Ortalık toz duman… Yolsuzluk söylentileri havada uçuşuyor. 17 Aralık’taki operasyonda her türlü yapılanma konuşuldu da, yolsuzluk iddialarından haber yok. Herkes kendisine operasyon düzenlendiğini iddia ediyor.
Sorarsanız tamamı sütten çıkma ak kaşık… Sanki biz uzaydan geldik de, bu ülkede yaşananlara şahit olmadık. Çıkmışlar ekrana, seninki şöyle, benimki böyle camdan cama eski mahallelerde dedikodu yapan insanlar gibi konuşuyorlar.
Oysa hepimiz biliyoruz ki TBMM Başkanlığı’na sunularak Meclis’e gelen dosya sayısı 8 Ocak 2014 itibariyle bin 19’u buldu. Neredeyse milletvekili sayısını ikiye katlayan oranda dosya ortada dururken, kimse çıkıp da masumiyetten bahsetmesin.
Elbette bir milletvekili hakkında birden fazla dosya var ve şüphesiz içlerinde gerçekten temiz olanlar da bulunuyor. Ama genel fotoğraf bu iken, ekranlar ya da gazeteler aracılığıyla kör dövüşü yapmak hiç de inandırıcı değil.
Söz konusu olan yolsuzluk iddiası ise bunların nasıl ortaya çıktığı Türk Milleti’ni ilgilendirmiyor. Vekaletin kötüye kullanılması ile sonuçlanan bir durum var ortada… Peki tüm iddialar gerçek mi?
Kime sorarsanız, kendisi hakkındaki iddia gerçeği yansıtmıyor. Ama karşısındaki yüzde 100 yolsuzluk içinde boğulmuş. Böylesine çocukça ve anlamsız bir tartışmaya ne gerek var?
Bırakın gerçek Cumhuriyet Savcıları’na işi; kaldırın dokunulmazlıkları; kime nasıl dokunulacaksa dokunulsun.

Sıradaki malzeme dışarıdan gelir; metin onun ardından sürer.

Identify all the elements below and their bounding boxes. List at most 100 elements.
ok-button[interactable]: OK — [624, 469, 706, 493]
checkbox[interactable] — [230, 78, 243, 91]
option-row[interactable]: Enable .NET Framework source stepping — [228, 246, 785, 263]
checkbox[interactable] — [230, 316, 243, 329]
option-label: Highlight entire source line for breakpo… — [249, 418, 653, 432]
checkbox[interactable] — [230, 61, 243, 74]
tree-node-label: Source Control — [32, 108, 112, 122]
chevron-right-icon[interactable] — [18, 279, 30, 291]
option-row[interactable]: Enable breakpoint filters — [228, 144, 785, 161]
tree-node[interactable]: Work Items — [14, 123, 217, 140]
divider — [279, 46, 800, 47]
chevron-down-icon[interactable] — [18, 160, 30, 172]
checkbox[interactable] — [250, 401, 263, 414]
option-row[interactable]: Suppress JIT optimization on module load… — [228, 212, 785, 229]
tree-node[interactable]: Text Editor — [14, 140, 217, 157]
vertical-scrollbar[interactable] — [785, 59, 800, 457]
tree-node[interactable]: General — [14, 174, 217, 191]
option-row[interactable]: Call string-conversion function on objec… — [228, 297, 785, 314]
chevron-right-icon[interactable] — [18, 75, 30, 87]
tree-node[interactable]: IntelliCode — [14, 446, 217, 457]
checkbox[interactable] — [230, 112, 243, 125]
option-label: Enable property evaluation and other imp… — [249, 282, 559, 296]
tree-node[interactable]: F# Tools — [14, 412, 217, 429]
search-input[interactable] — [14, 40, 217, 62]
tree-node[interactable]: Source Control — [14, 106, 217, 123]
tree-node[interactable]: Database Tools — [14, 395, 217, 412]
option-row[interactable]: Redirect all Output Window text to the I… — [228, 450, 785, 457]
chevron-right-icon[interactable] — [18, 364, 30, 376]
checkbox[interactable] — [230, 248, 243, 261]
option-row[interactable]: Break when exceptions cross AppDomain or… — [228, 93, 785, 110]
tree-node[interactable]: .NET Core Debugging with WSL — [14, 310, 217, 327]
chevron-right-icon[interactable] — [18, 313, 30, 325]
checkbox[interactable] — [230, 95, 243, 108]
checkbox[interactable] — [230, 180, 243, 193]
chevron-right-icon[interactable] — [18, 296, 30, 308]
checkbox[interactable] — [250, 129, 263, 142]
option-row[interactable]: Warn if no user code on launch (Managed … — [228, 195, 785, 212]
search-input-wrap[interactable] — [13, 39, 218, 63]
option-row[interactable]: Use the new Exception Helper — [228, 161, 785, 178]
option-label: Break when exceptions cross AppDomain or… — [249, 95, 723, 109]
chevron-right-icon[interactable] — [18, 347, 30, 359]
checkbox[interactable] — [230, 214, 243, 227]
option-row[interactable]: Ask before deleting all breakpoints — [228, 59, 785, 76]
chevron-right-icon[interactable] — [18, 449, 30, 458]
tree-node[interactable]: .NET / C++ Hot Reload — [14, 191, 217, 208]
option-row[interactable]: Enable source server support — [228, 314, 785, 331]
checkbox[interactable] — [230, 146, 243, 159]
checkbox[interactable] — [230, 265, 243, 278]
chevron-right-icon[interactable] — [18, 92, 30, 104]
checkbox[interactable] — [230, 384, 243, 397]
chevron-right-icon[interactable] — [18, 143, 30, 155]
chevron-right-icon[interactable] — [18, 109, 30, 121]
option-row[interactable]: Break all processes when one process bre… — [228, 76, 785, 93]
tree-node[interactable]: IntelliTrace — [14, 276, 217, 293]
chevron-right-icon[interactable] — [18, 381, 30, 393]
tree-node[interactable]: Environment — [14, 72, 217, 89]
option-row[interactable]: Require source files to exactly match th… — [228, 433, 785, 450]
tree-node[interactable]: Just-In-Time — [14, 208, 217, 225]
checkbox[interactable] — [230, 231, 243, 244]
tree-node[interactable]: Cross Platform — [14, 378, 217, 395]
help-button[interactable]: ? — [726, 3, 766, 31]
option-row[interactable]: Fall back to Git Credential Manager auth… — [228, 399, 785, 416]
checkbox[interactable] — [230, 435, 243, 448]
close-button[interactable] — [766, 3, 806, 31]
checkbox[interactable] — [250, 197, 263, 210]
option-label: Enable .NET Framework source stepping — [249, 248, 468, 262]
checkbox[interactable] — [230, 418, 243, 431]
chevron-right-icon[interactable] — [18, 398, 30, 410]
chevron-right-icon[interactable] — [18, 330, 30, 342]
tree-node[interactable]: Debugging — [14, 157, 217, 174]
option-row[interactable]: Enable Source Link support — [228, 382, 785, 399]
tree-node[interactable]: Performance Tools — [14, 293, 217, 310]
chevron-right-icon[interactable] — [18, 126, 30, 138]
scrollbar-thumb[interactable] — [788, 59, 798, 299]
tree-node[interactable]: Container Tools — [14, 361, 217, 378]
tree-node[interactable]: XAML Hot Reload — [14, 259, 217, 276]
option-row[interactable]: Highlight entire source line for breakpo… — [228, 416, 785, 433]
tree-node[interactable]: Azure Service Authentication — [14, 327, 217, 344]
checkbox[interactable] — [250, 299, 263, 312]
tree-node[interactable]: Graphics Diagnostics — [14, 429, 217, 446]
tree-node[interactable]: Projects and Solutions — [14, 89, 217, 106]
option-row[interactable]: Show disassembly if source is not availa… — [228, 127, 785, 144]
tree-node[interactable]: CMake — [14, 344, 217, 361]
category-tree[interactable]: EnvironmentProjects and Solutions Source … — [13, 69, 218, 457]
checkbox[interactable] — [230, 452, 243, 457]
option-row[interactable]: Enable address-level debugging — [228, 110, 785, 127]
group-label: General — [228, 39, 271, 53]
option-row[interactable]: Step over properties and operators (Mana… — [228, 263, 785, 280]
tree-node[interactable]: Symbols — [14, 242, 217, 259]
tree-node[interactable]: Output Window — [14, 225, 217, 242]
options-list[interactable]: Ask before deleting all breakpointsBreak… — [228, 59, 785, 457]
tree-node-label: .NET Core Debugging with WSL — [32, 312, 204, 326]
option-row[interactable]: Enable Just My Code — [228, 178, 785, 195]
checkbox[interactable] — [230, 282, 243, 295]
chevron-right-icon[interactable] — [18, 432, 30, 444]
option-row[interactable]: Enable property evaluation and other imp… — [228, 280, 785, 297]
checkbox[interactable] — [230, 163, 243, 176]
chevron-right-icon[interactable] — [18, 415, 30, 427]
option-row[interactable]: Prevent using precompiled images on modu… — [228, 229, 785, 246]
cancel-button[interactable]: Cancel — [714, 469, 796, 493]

Liderler de artık arkadan konuşmayı bırakıp, beraberce ekrana çıkarak meseleleri tartışsın. Nasıl bir aymazlığın içerisindeyiz ki, tenis maçı seyrederken soyuluyoruz.
Dokunulmazlıklar kaldırılmadığı sürece yapılan bu kör dövüşüne kimsenin inanmasını beklemeyin. Kim gerçekten doğru söylüyor, vatandaş olarak bilmemiz mümkün değil. Ama gördüğümüz ve iliklerimize kadar hissettiğimiz bir yolsuzluk gerçeğiyle karşı karşıyayız.
Hani kavga etmeye gönüllü olmayıp, birbirine horozlanan insanlar vardır. Sokak onların kavgası sırasında şu sesle inler: Tutmayın beni… Herkes olay büyümesin diye ikiye bölünüp, adamları tutar. Sonuçta kavga çıkmaz ama bağırırlar: “Tutmayın beni.”
İşte Türk siyasetindeki fotoğraf da aynı bu: Tutmayın beni… Bunun o Meclis çatısı altında tek bir çaresi var. Kaldırın dokunulmazlıkları. Yani kimse kimseyi artık tutmasın.
Tutmasın ki biz de görelim kim doğru, kim yalan konuşuyor. Dünyada siyasetçiler iddia üzerine bile istifa ederken, bizimkiler ‘tutmayın beni’ nidaları arasında, suçlamalarına devam ediyorlar. Kısacası kaldırın dokunulmazlıkları, yani tutmayın küçük enişteyi de kim doğru söylüyor anlayalım.